Oh, and now I’m blushing!!
A wonderful glimpse into a young, optimistic heart. Perhaps she will one day get her dress. Either way, her momma has her back.
very well said. TY
Good use of the dialect. It’s hard for children to learn the reality of the world.
Especially that reality. Thanks for reading. 🙂
I am sure there is extra words from the community we could collect to cover your balance. I liked the story and felt the little girl’s unquenched desire.
Thanks Joe. I will repay them at a later date 🙂
Good story. The dialect is internally consistent, which is all that matters. As for length, clearly it’s the length it needs to be. You can’t let yourself be restricted by arbitrary, externally imposed limits. Besides Rochells says “No one will be ostracized for going over or under the word count.”
(I’m comforting myself here. In four stories now, I’ve never managed to hit 100 on the nose. 🙂 )

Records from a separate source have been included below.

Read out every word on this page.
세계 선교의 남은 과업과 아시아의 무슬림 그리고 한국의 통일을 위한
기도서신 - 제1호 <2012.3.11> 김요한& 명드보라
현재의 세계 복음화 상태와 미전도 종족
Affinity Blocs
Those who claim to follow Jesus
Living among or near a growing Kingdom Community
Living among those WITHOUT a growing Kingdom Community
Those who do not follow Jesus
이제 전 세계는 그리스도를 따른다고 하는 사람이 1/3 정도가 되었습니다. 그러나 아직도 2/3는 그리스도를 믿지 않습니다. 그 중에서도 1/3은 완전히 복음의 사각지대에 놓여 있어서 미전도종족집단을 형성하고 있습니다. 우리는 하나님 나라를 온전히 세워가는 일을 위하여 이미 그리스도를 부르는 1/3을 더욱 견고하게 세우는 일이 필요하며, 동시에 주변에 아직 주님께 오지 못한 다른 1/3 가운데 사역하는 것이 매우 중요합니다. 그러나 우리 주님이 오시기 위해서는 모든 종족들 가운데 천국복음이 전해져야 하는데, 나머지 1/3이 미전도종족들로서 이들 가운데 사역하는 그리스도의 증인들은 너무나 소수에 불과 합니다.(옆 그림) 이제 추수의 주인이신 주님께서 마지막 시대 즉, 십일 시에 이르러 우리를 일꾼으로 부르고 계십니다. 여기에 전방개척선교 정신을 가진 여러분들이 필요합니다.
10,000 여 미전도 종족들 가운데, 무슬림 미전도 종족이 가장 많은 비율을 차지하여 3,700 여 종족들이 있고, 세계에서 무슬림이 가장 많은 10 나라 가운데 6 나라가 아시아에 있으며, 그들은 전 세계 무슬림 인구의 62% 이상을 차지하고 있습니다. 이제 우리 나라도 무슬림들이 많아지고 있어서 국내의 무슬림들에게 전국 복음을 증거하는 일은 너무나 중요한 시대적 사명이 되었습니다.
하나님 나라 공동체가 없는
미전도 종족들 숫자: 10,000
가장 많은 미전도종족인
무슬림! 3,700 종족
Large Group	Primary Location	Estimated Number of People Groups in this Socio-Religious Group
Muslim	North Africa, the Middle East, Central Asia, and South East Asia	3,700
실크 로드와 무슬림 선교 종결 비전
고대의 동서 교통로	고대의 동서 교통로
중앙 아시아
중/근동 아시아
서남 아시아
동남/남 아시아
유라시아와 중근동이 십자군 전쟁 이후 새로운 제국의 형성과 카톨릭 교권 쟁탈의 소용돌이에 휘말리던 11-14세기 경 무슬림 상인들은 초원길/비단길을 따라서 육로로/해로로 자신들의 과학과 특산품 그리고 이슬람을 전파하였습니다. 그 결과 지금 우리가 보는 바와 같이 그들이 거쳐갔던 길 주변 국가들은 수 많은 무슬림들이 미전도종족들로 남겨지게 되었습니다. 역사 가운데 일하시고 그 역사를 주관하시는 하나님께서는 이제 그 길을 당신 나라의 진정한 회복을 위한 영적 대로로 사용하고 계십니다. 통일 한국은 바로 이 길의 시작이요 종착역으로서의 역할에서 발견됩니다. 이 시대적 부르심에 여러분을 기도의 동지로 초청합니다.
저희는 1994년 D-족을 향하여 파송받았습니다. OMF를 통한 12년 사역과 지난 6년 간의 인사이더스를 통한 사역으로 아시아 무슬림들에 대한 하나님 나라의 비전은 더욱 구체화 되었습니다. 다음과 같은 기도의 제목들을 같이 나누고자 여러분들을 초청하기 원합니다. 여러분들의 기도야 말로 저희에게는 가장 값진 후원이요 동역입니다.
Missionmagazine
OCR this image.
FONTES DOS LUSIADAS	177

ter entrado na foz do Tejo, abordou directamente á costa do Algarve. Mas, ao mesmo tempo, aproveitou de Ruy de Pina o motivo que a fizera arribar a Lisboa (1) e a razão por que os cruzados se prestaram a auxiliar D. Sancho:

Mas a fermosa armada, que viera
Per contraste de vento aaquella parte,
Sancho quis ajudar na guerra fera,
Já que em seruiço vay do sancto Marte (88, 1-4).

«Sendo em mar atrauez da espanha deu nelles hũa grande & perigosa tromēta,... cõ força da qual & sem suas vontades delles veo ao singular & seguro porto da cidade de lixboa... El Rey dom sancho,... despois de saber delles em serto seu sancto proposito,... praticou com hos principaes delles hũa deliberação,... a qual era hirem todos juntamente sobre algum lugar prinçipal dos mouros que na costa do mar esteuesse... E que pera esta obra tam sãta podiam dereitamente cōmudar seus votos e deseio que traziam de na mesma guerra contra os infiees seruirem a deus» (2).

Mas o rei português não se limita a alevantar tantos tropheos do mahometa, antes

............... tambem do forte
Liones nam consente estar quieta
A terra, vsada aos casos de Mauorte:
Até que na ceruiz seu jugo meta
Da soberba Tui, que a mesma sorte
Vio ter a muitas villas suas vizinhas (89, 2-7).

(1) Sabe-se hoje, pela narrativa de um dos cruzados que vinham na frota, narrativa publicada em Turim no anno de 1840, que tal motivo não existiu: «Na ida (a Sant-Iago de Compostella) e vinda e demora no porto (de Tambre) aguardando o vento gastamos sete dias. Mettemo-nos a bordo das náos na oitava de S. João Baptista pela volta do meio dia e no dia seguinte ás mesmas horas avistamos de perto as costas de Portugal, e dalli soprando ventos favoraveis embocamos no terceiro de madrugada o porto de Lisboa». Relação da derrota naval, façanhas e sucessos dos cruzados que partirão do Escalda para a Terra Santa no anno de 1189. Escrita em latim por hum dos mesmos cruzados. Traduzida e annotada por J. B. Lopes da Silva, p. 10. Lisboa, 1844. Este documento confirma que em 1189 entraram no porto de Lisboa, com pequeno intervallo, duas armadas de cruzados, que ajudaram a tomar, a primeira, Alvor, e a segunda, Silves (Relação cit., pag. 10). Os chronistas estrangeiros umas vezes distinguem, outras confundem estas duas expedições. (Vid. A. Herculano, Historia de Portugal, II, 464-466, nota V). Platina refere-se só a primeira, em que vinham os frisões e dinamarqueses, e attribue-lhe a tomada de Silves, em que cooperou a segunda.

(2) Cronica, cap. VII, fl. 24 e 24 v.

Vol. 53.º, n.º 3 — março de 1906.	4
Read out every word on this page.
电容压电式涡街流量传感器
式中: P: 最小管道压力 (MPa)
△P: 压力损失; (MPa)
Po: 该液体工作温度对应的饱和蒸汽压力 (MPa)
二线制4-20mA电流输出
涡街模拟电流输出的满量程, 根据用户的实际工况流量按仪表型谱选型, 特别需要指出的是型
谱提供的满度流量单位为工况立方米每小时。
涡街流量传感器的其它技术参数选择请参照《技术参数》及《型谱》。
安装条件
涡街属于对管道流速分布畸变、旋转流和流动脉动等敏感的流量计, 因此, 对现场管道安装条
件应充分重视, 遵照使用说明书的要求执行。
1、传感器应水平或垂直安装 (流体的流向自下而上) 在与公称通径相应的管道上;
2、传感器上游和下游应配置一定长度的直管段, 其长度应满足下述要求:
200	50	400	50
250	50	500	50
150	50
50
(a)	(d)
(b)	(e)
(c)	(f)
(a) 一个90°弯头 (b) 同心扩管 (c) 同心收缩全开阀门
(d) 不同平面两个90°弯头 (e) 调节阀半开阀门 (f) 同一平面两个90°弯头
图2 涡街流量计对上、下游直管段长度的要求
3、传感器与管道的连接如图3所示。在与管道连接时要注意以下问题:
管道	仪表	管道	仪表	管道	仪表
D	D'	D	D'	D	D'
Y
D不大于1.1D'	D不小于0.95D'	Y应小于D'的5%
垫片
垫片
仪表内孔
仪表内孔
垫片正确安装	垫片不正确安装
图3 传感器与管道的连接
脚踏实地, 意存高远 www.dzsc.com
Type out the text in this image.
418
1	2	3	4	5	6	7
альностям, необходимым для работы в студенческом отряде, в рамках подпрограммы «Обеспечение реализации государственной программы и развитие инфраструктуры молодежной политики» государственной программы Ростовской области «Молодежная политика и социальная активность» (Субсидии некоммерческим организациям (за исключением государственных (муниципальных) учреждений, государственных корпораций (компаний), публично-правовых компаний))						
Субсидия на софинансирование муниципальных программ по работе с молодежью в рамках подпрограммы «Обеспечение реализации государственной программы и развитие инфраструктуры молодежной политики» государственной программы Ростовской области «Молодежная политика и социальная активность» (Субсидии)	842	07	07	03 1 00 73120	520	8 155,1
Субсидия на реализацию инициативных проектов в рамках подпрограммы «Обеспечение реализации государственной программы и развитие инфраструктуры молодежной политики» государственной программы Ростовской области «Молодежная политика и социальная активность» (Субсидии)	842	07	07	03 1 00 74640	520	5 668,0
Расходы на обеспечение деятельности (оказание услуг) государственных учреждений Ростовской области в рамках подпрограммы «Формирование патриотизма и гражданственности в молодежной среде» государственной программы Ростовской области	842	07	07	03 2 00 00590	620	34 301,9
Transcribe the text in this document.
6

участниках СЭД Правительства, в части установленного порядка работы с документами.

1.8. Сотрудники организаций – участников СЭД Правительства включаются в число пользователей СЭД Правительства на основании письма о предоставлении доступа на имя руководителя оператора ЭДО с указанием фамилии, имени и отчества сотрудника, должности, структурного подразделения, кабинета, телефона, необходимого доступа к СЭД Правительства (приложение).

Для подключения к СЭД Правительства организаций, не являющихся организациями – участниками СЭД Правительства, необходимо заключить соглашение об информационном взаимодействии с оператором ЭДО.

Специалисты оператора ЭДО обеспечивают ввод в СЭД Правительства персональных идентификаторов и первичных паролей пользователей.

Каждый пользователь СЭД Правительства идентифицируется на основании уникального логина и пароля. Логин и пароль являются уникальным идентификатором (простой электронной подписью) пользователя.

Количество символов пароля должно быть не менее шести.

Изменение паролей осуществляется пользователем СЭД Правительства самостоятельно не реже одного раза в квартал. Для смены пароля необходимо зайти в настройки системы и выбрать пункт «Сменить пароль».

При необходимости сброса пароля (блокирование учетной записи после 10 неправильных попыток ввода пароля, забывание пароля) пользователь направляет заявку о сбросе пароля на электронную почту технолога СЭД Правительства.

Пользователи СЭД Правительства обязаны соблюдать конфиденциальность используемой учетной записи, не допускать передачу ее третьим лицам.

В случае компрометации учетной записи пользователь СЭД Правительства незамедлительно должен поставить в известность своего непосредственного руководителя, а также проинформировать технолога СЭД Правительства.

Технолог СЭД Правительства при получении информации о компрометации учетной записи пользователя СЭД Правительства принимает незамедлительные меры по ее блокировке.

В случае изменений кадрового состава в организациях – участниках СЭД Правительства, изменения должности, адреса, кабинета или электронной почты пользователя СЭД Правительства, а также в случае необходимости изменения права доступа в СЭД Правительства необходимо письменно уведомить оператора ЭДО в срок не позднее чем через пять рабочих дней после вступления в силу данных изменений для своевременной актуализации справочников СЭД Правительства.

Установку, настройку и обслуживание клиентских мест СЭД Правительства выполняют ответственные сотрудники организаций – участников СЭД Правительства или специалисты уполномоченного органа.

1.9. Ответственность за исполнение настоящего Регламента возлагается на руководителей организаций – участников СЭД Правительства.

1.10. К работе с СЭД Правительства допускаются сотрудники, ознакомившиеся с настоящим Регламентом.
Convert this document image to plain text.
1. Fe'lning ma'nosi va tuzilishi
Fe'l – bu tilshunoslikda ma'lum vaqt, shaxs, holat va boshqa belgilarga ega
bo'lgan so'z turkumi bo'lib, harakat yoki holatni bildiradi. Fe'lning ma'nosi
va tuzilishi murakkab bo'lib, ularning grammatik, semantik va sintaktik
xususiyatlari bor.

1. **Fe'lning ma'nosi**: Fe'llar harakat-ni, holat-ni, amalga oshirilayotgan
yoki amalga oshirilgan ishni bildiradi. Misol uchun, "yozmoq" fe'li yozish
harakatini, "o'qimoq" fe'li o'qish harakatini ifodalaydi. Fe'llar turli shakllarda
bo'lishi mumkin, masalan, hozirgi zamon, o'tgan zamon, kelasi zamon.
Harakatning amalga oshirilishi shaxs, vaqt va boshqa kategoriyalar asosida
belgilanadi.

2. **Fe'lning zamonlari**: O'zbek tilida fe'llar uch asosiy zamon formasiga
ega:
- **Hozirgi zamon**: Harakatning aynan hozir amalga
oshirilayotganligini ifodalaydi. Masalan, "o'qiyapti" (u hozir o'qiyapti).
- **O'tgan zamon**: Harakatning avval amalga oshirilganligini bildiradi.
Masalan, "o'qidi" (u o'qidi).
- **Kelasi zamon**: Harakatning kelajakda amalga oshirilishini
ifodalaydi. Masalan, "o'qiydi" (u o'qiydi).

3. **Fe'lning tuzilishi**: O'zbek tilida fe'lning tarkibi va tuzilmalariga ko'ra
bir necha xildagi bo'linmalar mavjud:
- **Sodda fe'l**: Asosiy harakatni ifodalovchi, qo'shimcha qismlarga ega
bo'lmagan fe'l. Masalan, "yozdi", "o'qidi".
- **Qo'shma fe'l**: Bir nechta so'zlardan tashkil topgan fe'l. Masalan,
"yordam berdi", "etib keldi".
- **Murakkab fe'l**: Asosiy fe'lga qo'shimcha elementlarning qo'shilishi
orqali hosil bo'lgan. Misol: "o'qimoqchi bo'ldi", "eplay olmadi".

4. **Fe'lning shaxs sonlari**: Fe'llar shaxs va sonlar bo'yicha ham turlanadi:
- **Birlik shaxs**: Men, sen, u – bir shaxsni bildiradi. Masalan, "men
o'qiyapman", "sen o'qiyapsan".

Thanks for the compliments. Good luck on hitting 100 🙂
Dear Shoo,
What’s important is to make every word count. I’d never have known if you hadn’t told me that you went over.(This isn’t license to post a 500 worder ;)) It was a good story. I hope the child in this story rises above her mother’s expectations.
shalom,
Rochelle
No 500 worder…I did that by accident before. Thanks for reading and for the compliment on the story.
Very well done. Did everything it had to do in 100+ words. I’m posting my link because apparently it doesn’t work from the comments. It should be fixed on the inlinkz site.
http://pviljoen.wordpress.com/2013/05/31/last-dance/
A great tale, sad, a refreshing take on the prompt and well crafted dialogue.